Algumas adolescentes e jovens que entram grávidas na Fundação Casa, seja
na unidade de internação (UI), seja na UIP, são transferidas para a Casa das Mães
a partir da 32ª semana de gestação. Depois do parto, os bebês ficam com elas na
Casa das Mães, uma ala separada, com quartos coletivos e individuais. De acordo
com uma das mães,
“A vida aqui é tranquila, é bom que a gente está com os bebês, quando eu
estava ainda na UIP eu achava que se viesse pra cá meu filho ia ficar só seis
meses comigo, mas vi que era totalmente diferente, tanto que minha primeira
pergunta pra coordenadora foi ‘senhora, quando meu filho completar 6 meses
ele vai embora?’ Ela falou ‘você só está de 3 meses e já está preocupada com isso?
Onde você ouviu essa história’? Eu falei que era isso que todo mundo fala na
UIP. Mas aqui os bebês ficam com as mães a não ser que as mães deem motivo
pra separar, aqui só teve um caso, da mãe que beliscava o bebê, tinha problema
psiquiátrico.” (Adolescente da Casa das Mães).
A Fundação Casa tem convênio com hospital de referência mais próximo,
porque todas as gravidezes de adolescentes são consideradas de risco, “pela idade
e/ou uso de droga”. Nesse hospital as garotas fazem acompanhamento desde o prénatal, até a consulta de 45 dias após o parto, junto com o bebê.

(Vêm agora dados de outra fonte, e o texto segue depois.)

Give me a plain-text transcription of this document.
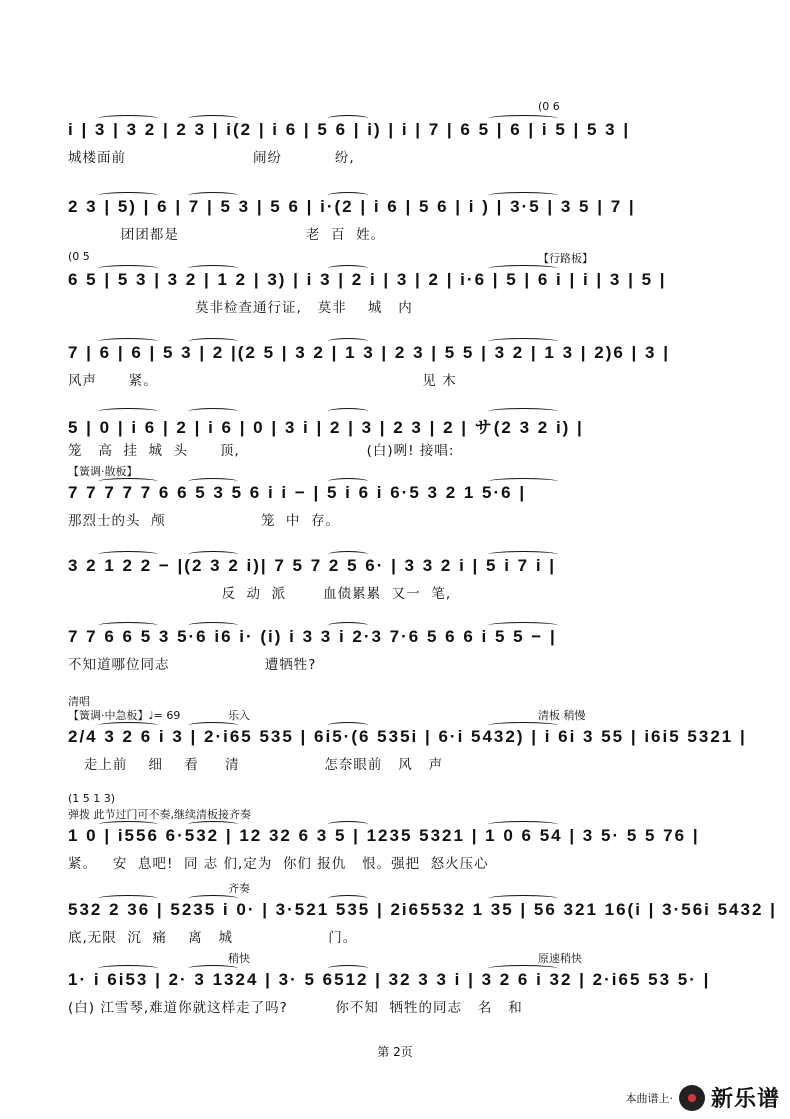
i | 3 | 3 2 | 2 3 | i(2 | i 6 | 5 6 | i) | i | 7 | 6 5 | 6 | i 5 | 5 3 |
城楼面前                        闹纷          纷,
(0 6
2 3 | 5) | 6 | 7 | 5 3 | 5 6 | i·(2 | i 6 | 5 6 | i ) | 3·5 | 3 5 | 7 |
团团都是                        老  百  姓。
6 5 | 5 3 | 3 2 | 1 2 | 3) | i 3 | 2 i | 3 | 2 | i·6 | 5 | 6 i | i | 3 | 5 |
莫非检查通行证,   莫非    城   内
(0 5	【行路板】
7 | 6 | 6 | 5 3 | 2 |(2 5 | 3 2 | 1 3 | 2 3 | 5 5 | 3 2 | 1 3 | 2)6 | 3 |
风声      紧。                                                  见 木
5 | 0 | i 6 | 2 | i 6 | 0 | 3 i | 2 | 3 | 2 3 | 2 | サ(2 3 2 i) |
笼   高  挂  城  头      顶,                        (白)咧! 接唱:
7 7 7 7 7 6 6 5 3 5 6 i i − | 5 i 6 i 6·5 3 2 1 5·6 |
那烈士的头  颅                  笼  中  存。
【簧调·散板】
3 2 1 2 2 − |(2 3 2 i)| 7 5 7 2 5 6· | 3 3 2 i | 5 i 7 i |
反  动  派       血债累累  又一  笔,
7 7 6 6 5 3 5·6 i6 i· (i) i 3 3 i 2·3 7·6 5 6 6 i 5 5 − |
不知道哪位同志                  遭牺牲?
2/4 3 2 6 i 3 | 2·i65 535 | 6i5·(6 535i | 6·i 5432) | i 6i 3 55 | i6i5 5321 |
走上前    细    看     清                怎奈眼前   风   声
【簧调·中急板】♩= 69
清唱
乐入	清板 稍慢
1 0 | i556 6·532 | 12 32 6 3 5 | 1235 5321 | 1 0 6 54 | 3 5· 5 5 76 |
紧。   安  息吧!  同 志 们,定为  你们 报仇   恨。强把  怒火压心
弹拨 此节过门可不奏,继续清板接齐奏
(1 5 1 3)
532 2 36 | 5235 i 0· | 3·521 535 | 2i65532 1 35 | 56 321 16(i | 3·56i 5432 |
底,无限  沉  痛    离   城                  门。
齐奏
1· i 6i53 | 2· 3 1324 | 3· 5 6512 | 32 3 3 i | 3 2 6 i 32 | 2·i65 53 5· |
(白) 江雪琴,难道你就这样走了吗?         你不知  牺牲的同志   名   和
稍快	原速稍快
第 2页
本曲谱上· 新乐谱
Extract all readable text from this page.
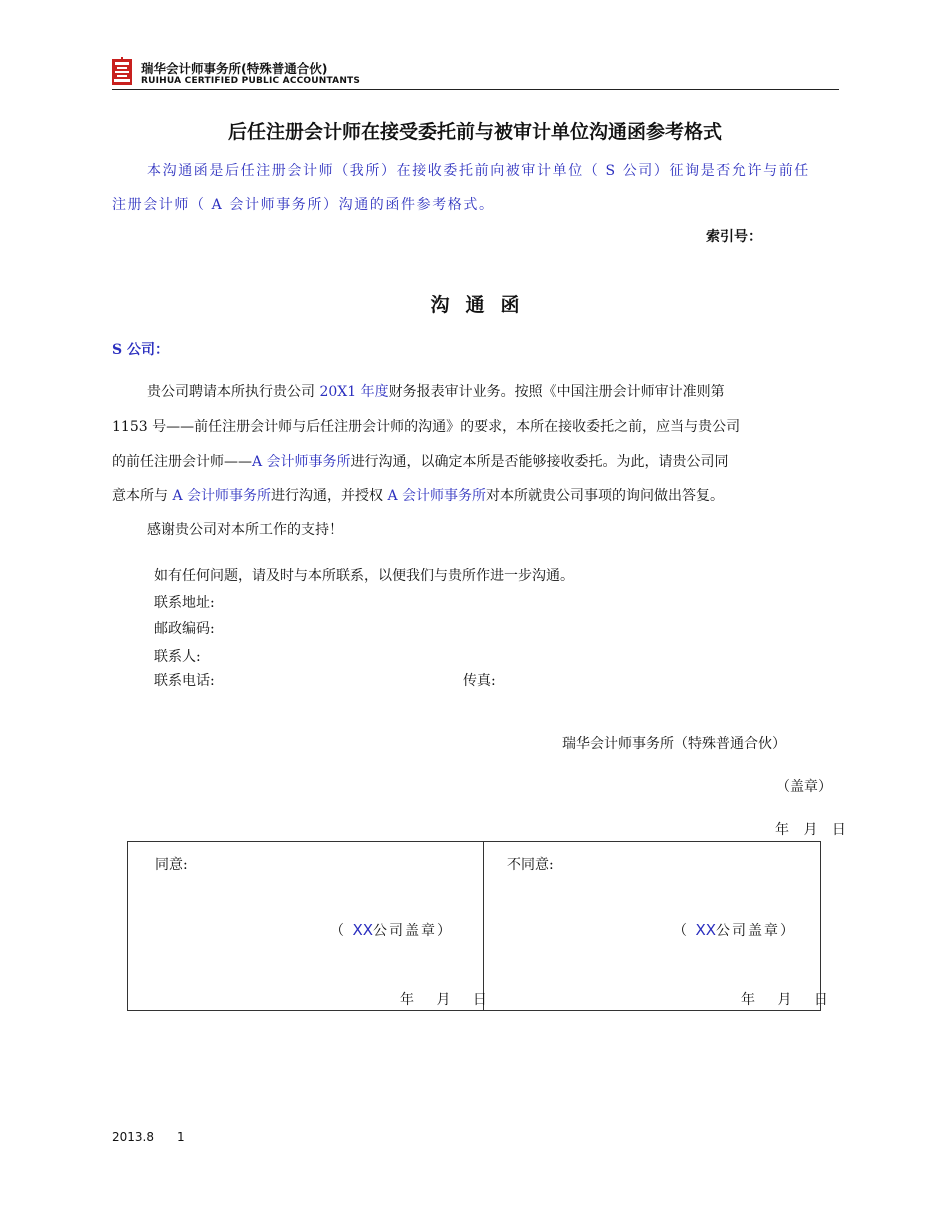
瑞华会计师事务所(特殊普通合伙)
RUIHUA CERTIFIED PUBLIC ACCOUNTANTS
后任注册会计师在接受委托前与被审计单位沟通函参考格式
本沟通函是后任注册会计师（我所）在接收委托前向被审计单位（ S 公司）征询是否允许与前任
注册会计师（ A 会计师事务所）沟通的函件参考格式。
索引号：
沟通函
S 公司：
贵公司聘请本所执行贵公司 20X1 年度财务报表审计业务。按照《中国注册会计师审计准则第
1153 号——前任注册会计师与后任注册会计师的沟通》的要求，本所在接收委托之前，应当与贵公司
的前任注册会计师——A 会计师事务所进行沟通，以确定本所是否能够接收委托。为此，请贵公司同
意本所与 A 会计师事务所进行沟通，并授权 A 会计师事务所对本所就贵公司事项的询问做出答复。
感谢贵公司对本所工作的支持！
如有任何问题，请及时与本所联系，以便我们与贵所作进一步沟通。
联系地址:
邮政编码:
联系人:
联系电话:	传真:
瑞华会计师事务所（特殊普通合伙）
（盖章）
年 月 日
同意:
（ XX公司盖章）
年 月 日
不同意:
（ XX公司盖章）
年 月 日
2013.8 1
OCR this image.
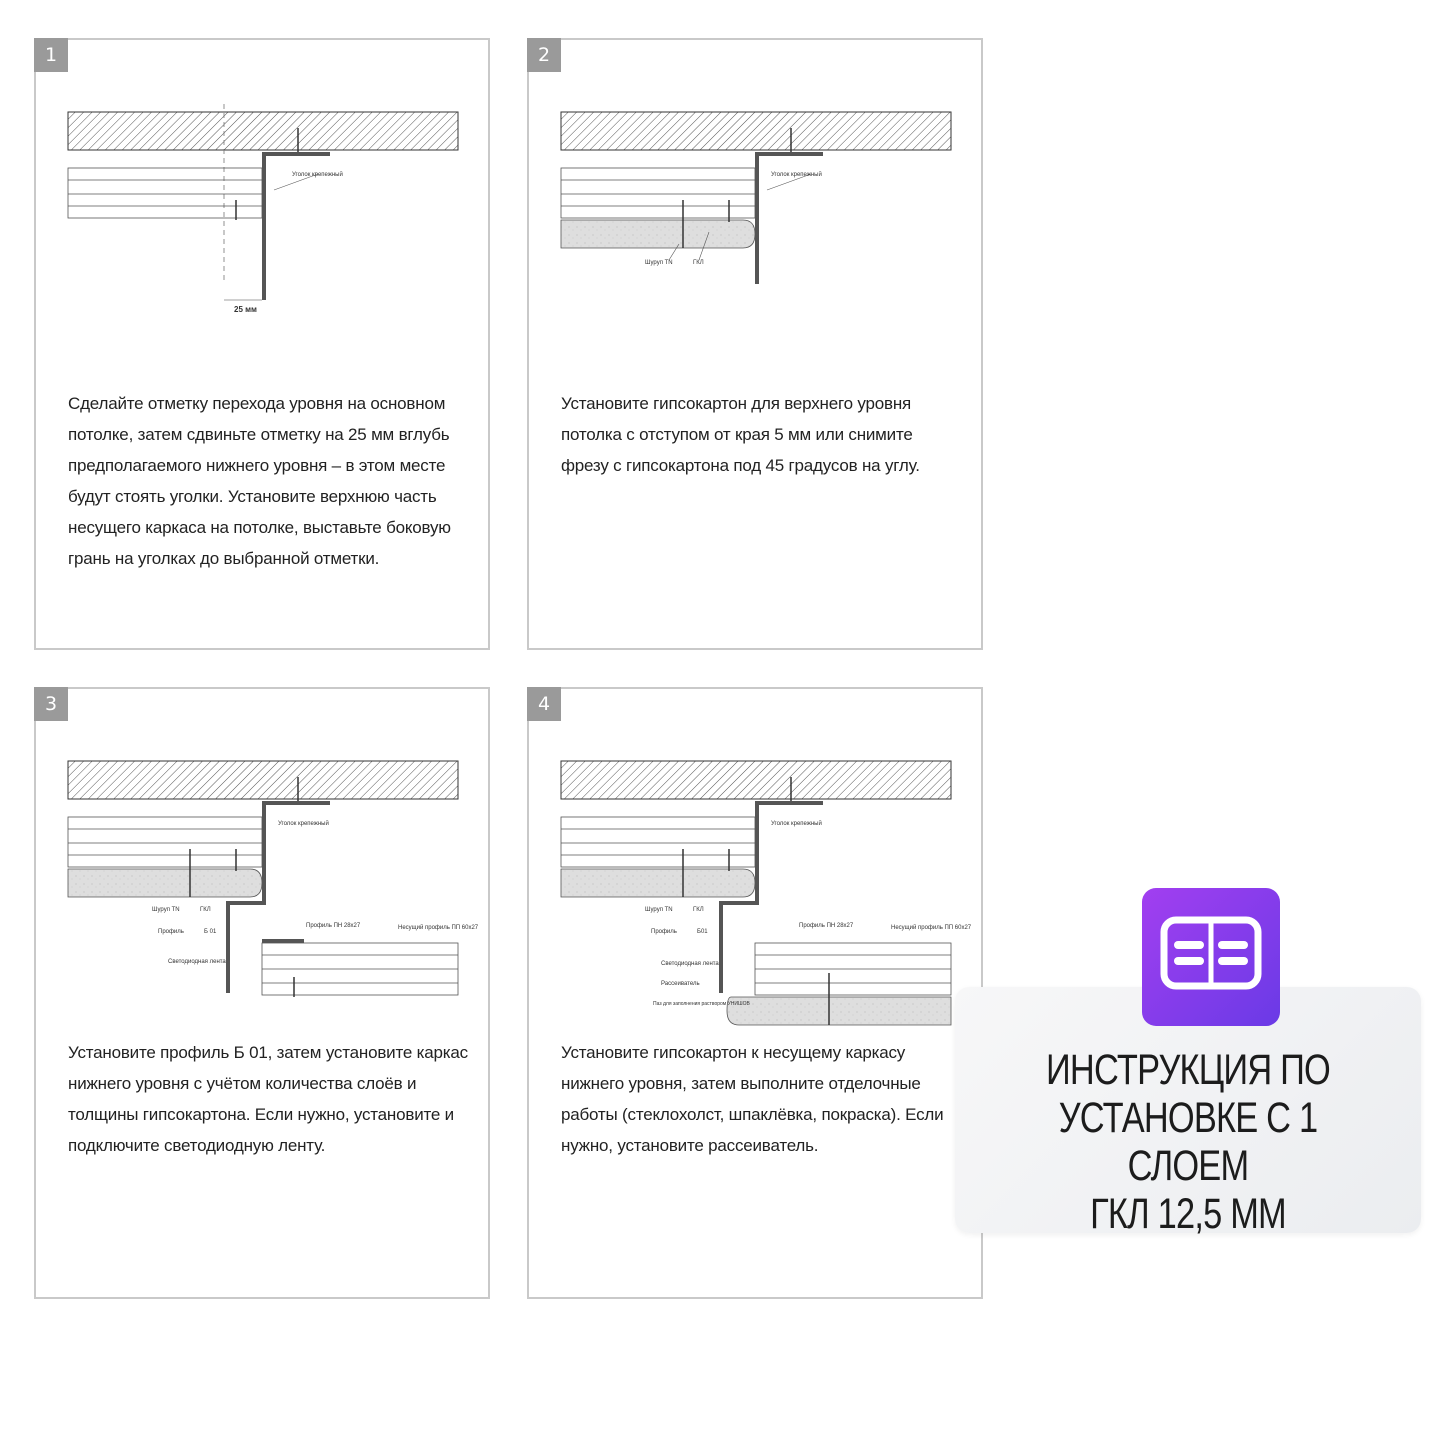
1
Уголок крепежный
25 мм

Сделайте отметку перехода уровня на основном потолке, затем сдвиньте отметку на 25 мм вглубь предполагаемого нижнего уровня – в этом месте будут стоять уголки. Установите верхнюю часть несущего каркаса на потолке, выставьте боковую грань на уголках до выбранной отметки.

2
Уголок крепежный
Шуруп TN	ГКЛ

Установите гипсокартон для верхнего уровня потолка с отступом от края 5 мм или снимите фрезу с гипсокартона под 45 градусов на углу.

3
Уголок крепежный
Шуруп TN	ГКЛ
Профиль	Б 01
Профиль ПН 28х27	Несущий профиль ПП 60х27
Светодиодная лента

Установите профиль Б 01, затем установите каркас нижнего уровня с учётом количества слоёв и толщины гипсокартона. Если нужно, установите и подключите светодиодную ленту.

4
Уголок крепежный
Шуруп TN	ГКЛ
Профиль	Б01
Профиль ПН 28х27	Несущий профиль ПП 60х27
Светодиодная лента
Рассеиватель
Паз для заполнения раствором УНИШОВ

Установите гипсокартон к несущему каркасу нижнего уровня, затем выполните отделочные работы (стеклохолст, шпаклёвка, покраска). Если нужно, установите рассеиватель.

ИНСТРУКЦИЯ ПО
УСТАНОВКЕ С 1 СЛОЕМ
ГКЛ 12,5 ММ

No Estado de Alagoas, a gravidez das adolescentes também é considerada de
alto risco, e as/os médicas/os e enfermeiras/os do Centro de saúde que atende ao
sistema socioeducativo acompanham os casos de pré-natal. Até o momento não
tiveram experiência de garota cumprindo medida com bebê.
No Rio Grande do Sul, toda garota que chega à unidade tem sua saúde avaliada e é feita uma anamnese completa pela/o médica/o. Se estiver gestante é
encaminhada para pré-natal de alto risco: “geralmente é de alto risco por causa da
droga”. O pré-natal é em um hospital, o acompanhamento é na unidade. Uma das
72
Direitos sexuais e direitos reprodutivos de adolescentes e jovens
em conflito com a lei: contribuições para o debate e ações
garotas entrevistadas, que chegou grávida de dois meses, teve o bebê e vive com ele
na unidade, disse que fez o pré-natal:
“Foi bom igual Gramado (de onde veio), tive acesso a tudo, foi parto
normal no hospital, agora estou no quarto com meu filho. Tinha outra garota
grávida, desde que estou aqui tinha seis crianças, uma que tava grávida ganhou
e já saiu, mais duas, uma menina e um menino, já foram embora também.”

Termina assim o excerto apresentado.